Apadrina el Órgano


Este será el último retiro de este curso. Vale la pena hacer el esfuerzo de participar y encontrar algo de tiempo para gozar de un "oasis" en nuestras vidas. Durante el tiempo pascual tuvimos ocasión de revisar la llamada que el Señor nos dirige a cada uno de nosotros.

Evangelio de la vocación Cristiana:

35 Al día siguiente, Juan se encontraba de nuevo allí con dos de sus discípulos.36 Fijándose en Jesús que pasaba, dice: «He ahí el Cordero de Dios». 37 Los dos discípulos le oyeron hablar así y siguieron a Jesús. 38 Jesús se volvió y, al ver que le seguían, les dice: «¿Qué buscáis?» Ellos le respondieron: «Rabbí -que quiere decir `Maestro'- ¿dónde vives?» 39 Les respondió: «Venid y lo veréis.» Fueron, pues, vieron dónde vivía y se quedaron con él aquel día.

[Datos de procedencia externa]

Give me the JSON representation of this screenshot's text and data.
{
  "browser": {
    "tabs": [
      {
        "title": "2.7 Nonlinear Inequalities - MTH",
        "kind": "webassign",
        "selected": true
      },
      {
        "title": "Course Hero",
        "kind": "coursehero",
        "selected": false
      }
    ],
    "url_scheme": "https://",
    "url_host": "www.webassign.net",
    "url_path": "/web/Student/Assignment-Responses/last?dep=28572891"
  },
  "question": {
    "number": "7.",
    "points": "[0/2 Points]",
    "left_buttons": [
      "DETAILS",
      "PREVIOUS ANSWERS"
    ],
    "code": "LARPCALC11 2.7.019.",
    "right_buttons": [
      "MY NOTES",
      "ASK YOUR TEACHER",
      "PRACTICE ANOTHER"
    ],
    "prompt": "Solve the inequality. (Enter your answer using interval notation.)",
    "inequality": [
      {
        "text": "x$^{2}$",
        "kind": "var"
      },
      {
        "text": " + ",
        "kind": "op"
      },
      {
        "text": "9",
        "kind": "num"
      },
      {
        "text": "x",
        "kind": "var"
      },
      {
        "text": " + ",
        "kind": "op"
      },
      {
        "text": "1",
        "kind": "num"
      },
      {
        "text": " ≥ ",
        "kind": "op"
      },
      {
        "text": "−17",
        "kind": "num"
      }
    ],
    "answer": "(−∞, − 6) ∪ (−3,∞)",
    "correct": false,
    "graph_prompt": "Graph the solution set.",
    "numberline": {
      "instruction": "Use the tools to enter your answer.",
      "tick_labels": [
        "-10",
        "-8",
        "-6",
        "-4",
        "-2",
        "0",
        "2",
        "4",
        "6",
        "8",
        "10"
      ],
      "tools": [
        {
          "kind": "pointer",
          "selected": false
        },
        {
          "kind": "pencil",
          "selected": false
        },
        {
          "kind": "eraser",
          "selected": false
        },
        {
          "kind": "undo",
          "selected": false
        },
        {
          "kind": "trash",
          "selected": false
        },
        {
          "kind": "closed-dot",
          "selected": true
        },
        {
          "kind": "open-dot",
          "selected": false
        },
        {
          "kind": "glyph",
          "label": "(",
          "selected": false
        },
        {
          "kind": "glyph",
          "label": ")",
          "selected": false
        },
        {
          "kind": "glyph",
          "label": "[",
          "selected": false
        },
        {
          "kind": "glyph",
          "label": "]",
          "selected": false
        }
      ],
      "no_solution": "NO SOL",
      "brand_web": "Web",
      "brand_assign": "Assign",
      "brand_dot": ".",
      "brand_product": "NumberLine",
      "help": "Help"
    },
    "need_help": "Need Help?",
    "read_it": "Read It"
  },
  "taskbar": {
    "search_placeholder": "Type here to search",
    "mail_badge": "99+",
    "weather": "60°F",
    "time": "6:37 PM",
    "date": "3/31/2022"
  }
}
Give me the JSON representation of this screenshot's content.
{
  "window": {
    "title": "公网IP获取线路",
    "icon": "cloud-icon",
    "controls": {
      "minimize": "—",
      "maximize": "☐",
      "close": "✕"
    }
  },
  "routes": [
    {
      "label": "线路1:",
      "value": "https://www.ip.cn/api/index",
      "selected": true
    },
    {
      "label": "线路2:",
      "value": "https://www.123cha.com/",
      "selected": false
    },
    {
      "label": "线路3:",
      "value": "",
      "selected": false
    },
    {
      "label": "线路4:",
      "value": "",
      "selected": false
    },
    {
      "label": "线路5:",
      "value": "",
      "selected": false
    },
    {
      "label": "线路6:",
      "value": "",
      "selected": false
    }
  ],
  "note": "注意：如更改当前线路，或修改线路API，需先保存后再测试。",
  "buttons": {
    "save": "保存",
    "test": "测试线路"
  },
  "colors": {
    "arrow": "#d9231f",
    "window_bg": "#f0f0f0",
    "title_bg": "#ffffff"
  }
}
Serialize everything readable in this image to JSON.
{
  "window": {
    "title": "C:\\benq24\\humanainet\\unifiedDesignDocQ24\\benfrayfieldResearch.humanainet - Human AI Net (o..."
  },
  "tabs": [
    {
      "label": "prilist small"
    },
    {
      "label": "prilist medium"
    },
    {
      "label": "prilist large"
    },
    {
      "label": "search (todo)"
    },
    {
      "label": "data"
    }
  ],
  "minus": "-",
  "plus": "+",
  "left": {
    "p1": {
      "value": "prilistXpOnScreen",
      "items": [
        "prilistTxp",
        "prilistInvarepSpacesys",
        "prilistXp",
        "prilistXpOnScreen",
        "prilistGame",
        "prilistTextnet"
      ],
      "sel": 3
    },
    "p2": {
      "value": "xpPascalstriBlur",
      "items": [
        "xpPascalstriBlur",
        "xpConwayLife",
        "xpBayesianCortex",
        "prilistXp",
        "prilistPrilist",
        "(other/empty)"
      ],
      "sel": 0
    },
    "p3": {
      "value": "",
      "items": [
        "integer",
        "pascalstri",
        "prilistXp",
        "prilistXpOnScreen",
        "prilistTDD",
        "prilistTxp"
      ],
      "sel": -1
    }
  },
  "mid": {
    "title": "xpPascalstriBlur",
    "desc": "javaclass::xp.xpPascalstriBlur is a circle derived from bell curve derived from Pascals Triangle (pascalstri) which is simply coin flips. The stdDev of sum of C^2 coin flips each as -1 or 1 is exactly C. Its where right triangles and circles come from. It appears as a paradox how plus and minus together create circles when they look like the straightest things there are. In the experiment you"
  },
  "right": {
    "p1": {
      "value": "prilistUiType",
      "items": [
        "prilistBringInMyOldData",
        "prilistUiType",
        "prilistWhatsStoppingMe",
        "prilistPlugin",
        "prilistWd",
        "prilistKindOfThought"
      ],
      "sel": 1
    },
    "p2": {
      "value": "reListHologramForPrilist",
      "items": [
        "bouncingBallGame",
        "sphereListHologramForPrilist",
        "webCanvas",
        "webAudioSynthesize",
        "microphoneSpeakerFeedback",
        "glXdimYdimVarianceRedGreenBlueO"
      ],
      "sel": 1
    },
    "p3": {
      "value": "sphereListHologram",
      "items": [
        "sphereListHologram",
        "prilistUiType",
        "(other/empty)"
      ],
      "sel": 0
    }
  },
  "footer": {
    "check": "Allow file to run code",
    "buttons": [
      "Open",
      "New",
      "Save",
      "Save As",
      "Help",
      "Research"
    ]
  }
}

Era más o menos la hora décima. Jesús se hace el encontradizo. Hace ver que no sabe. Pregunta: ¿qué buscáis?".

Él lo sabe, pero quiere que nos demos cuenta. Este esquema se repite en la llamada a todos los discípulos.

40 Andrés, el hermano de Simón Pedro, era uno de los dos que habían oído a Juan y habían seguido a Jesús. 41 Éste encuentra primeramente a su propio hermano, Simón, y le dice: «Hemos encontrado al Mesías» - que quiere decir, Cristo. 42 Y le llevó a Jesús. Fijando Jesús su mirada en él, le dijo:«Tú eres Simón, el hijo de Juan; tú te llamarás Cefas» - que quiere decir, `Piedra'».43 Al día siguiente, Jesús quiso partir para Galilea y encuentra a Felipe. Y Jesús le dice: «Sígueme.» (Jn 1. 40-43)

Y se perpetúa hasta ahora. El ‘ven y sígueme’ es lo esencial de nuestro bautismo. Seguro que con muchas mediaciones. Pero quien llama siempre es Jesús. Eso es tan importante que el Papa llama a la Iglesia: Misterio de vocación, Misterio de los llamados. Asamblea de los vocacionados. No es una fábrica, una asamblea, una agencia de servicios, una empresa de marketing, de venta de un buen producto. Es la asamblea de los llamados.

Aquellos en los que fija la mirada, y por su nombre les dice: “¿qué quieres?”